See how rate caps affect your monthly payment after the fixed-rate period ends.
Adjustable-Rate Mortgage (ARM)
An ARM starts with a fixed interest rate for an initial period, then adjusts periodically based on a market index (typically SOFR or the 1-year Treasury).
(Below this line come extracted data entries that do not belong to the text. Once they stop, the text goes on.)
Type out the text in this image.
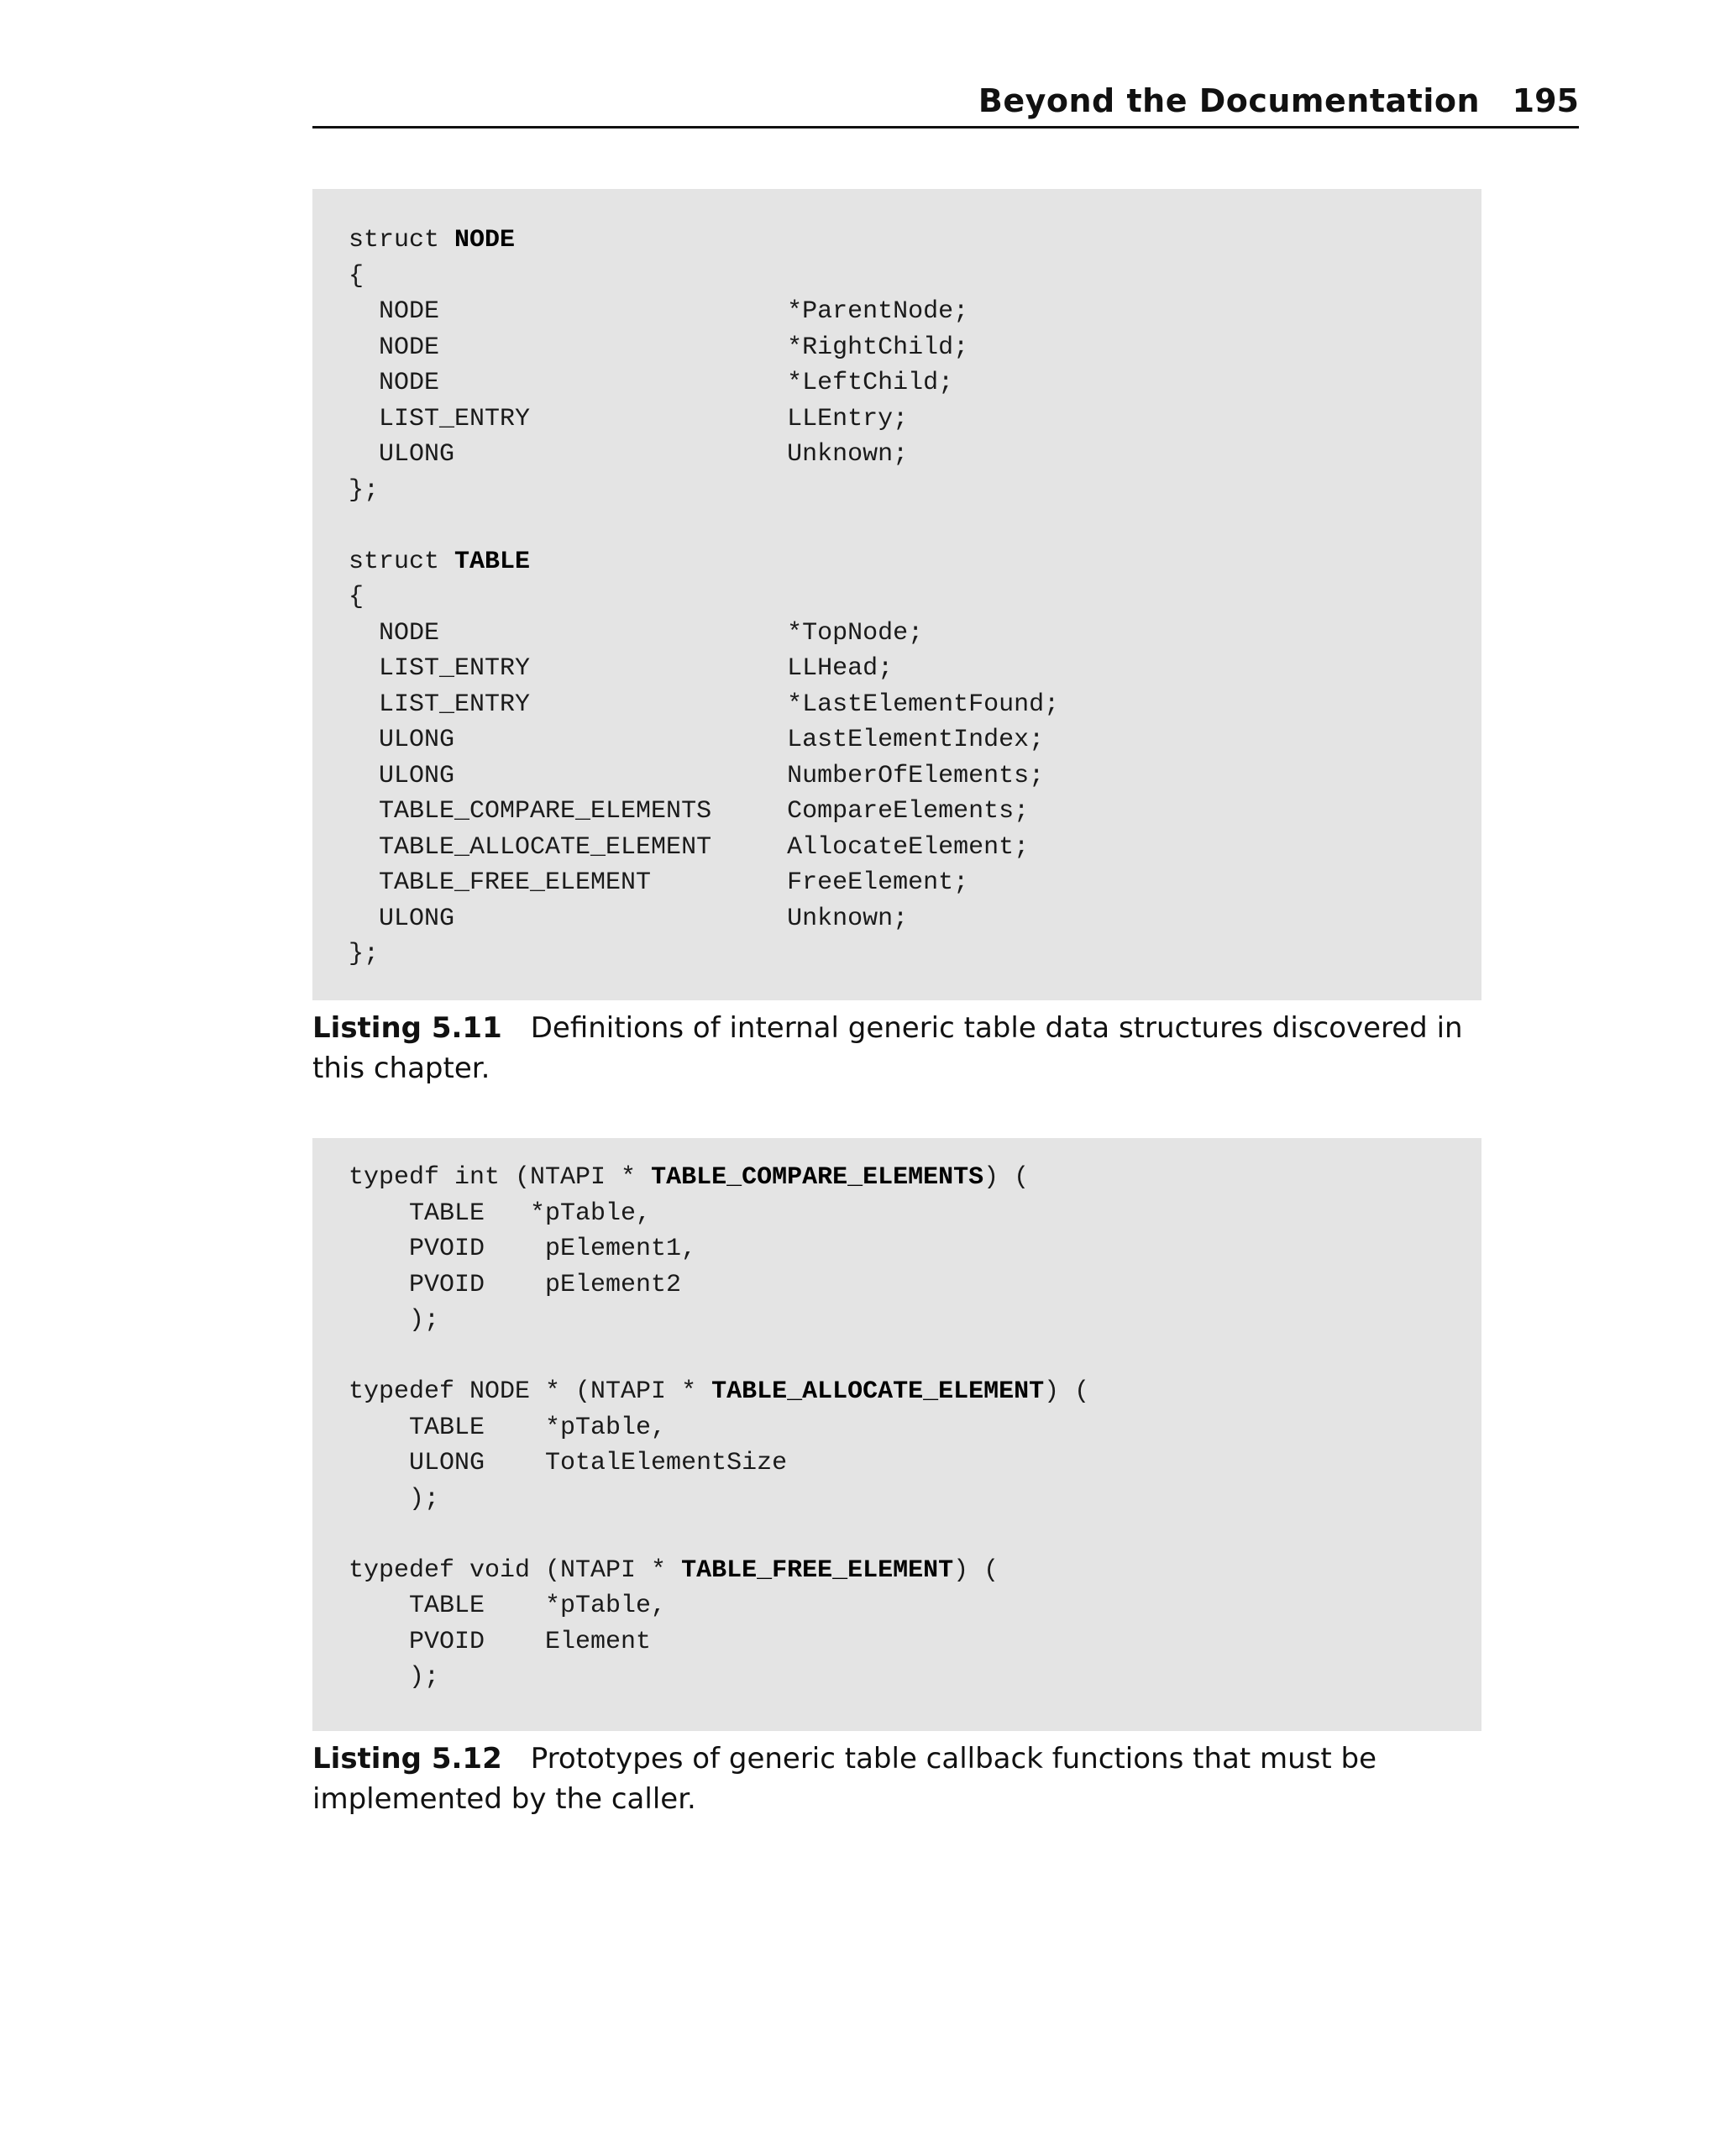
Beyond the Documentation 195
struct NODE
{
NODE                       *ParentNode;
NODE                       *RightChild;
NODE                       *LeftChild;
LIST_ENTRY                 LLEntry;
ULONG                      Unknown;
};
struct TABLE
{
NODE                       *TopNode;
LIST_ENTRY                 LLHead;
LIST_ENTRY                 *LastElementFound;
ULONG                      LastElementIndex;
ULONG                      NumberOfElements;
TABLE_COMPARE_ELEMENTS     CompareElements;
TABLE_ALLOCATE_ELEMENT     AllocateElement;
TABLE_FREE_ELEMENT         FreeElement;
ULONG                      Unknown;
};
Listing 5.11 Definitions of internal generic table data structures discovered in this chapter.
typedf int (NTAPI * TABLE_COMPARE_ELEMENTS) (
TABLE   *pTable,
PVOID    pElement1,
PVOID    pElement2
);
typedef NODE * (NTAPI * TABLE_ALLOCATE_ELEMENT) (
TABLE    *pTable,
ULONG    TotalElementSize
);
typedef void (NTAPI * TABLE_FREE_ELEMENT) (
TABLE    *pTable,
PVOID    Element
);
Listing 5.12 Prototypes of generic table callback functions that must be implemented by the caller.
ARMs are named by their structure — a 5/1 ARM is fixed for 5 years, then adjusts every 1 year.
Monthly payment formula:
Payment = P × [r(1+r)^n] / [(1+r)^n - 1]
Where: P = principal, r = monthly rate, n = remaining months
ARM name decoder:
| ARM Type | Fixed Period | Adjustment Frequency |
|---|---|---|
| 3/1 ARM | 3 years | Every 1 year |
| 5/1 ARM | 5 years | Every 1 year |
| 7/1 ARM | 7 years | Every 1 year |
| 10/1 ARM | 10 years | Every 1 year |
Rate caps — the most important ARM feature:
| Cap Type | What it limits |
|---|---|
| Initial cap | Maximum change at first adjustment (e.g., +2%) |
| Periodic cap | Maximum change at each subsequent adjustment (e.g., +2%) |
| Lifetime cap | Maximum total change over the life of the loan (e.g., +5%) |
A 5/1 ARM with caps of 2/2/5 means: first adjustment can go up at most 2%, each later adjustment at most 2%, and the rate can never be more than 5% above the initial rate.
When ARMs make sense:
- You plan to sell or refinance before the fixed period ends
- Rates are expected to fall — your payment may drop after adjustment
- You need a lower initial payment to qualify for a larger loan
Risk: If rates rise sharply, your payment after the fixed period could increase significantly.